Need some comments, please!!

I have been out several times over the past couple months and have caught way more fish that my wife and I can eat!! (guess that is not a bad thing) Well, I am starting to get tired of the same old fried fish (not that it is bad) because of all the work of preparing the batters, oil and clean-up. It just seems like the fish in my deep freezer isn't going away at all...

Need some quick grilled, blackened or baked recipes for red snapper, aj's, grouper etc... Anything is helpful!!


----------



## countryjwh (Nov 20, 2007)

for a quick fix just soak some of the fillets in italian dressing for a while and put on the grill and sprinkle some tony's on top while it is cooking. this is pretty good and is fast.


----------



## Instant Karma (Oct 9, 2007)

We love ceviche with our fresh snapper. Don't be intimidated by it being "cooked" by the kime juice only, it is great!!!



This is our fav right now. Served with some crackers or crusty bread, to die for!!!



http://www.foodnetwork.com/recipes/ceviche-recipe2/index.html


----------



## speardiver4558 (Apr 1, 2009)

Thanks you guys!! I have been wanting to try other recipes, but worried about ruining the fish!! I will definitely give them a chance.


----------



## FelixH (Sep 28, 2007)

Lay the fillets in a deep baking pan. Sprinkle generously with Cavender's Greek seasoning.

Cover with thinly sliced green pepper and onion. 

Then add a bunch of kalmata olives and crumbled feta.

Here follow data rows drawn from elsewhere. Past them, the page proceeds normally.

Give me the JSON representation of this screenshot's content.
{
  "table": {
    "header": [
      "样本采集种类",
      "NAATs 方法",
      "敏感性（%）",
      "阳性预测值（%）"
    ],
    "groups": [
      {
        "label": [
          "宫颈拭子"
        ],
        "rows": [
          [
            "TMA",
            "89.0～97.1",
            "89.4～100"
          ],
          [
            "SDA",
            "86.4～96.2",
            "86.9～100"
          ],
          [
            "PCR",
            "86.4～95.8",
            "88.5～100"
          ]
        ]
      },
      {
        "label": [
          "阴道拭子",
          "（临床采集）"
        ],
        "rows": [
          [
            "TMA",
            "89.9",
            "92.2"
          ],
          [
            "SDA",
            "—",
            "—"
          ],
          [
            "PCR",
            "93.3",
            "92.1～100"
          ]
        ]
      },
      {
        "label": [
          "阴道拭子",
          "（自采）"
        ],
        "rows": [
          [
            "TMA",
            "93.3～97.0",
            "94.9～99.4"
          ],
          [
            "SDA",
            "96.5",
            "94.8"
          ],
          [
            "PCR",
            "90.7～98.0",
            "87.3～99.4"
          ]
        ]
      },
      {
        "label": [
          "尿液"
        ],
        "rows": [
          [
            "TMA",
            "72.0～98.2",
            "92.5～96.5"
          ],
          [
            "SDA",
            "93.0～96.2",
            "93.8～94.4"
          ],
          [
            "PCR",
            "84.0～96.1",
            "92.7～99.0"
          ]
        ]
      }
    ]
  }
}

Finally, drizzle some good olive oil over the whole thing, and bake at 400 degrees until the thin edges of the fillets start to brown and crisp a little.


----------



## P-cola_Native (Feb 5, 2008)

> *Instant Karma (8/3/2009)*We love ceviche with our fresh snapper. Don't be intimidated by it being "cooked" by the kime juice only, it is great!!!
> 
> This is our fav right now. Served with some crackers or crusty bread, to die for!!!
> 
> ...


----------



## ScullsMcNasty (Oct 4, 2007)

i fried up some snapper fingers last night. i mixed up flour, Seafood Magic and garlic salt to taste for the batter. double battered the fingers and fried. man they came out really really really good! probably the best fish ive ever fried. that seafood magic is awesome


----------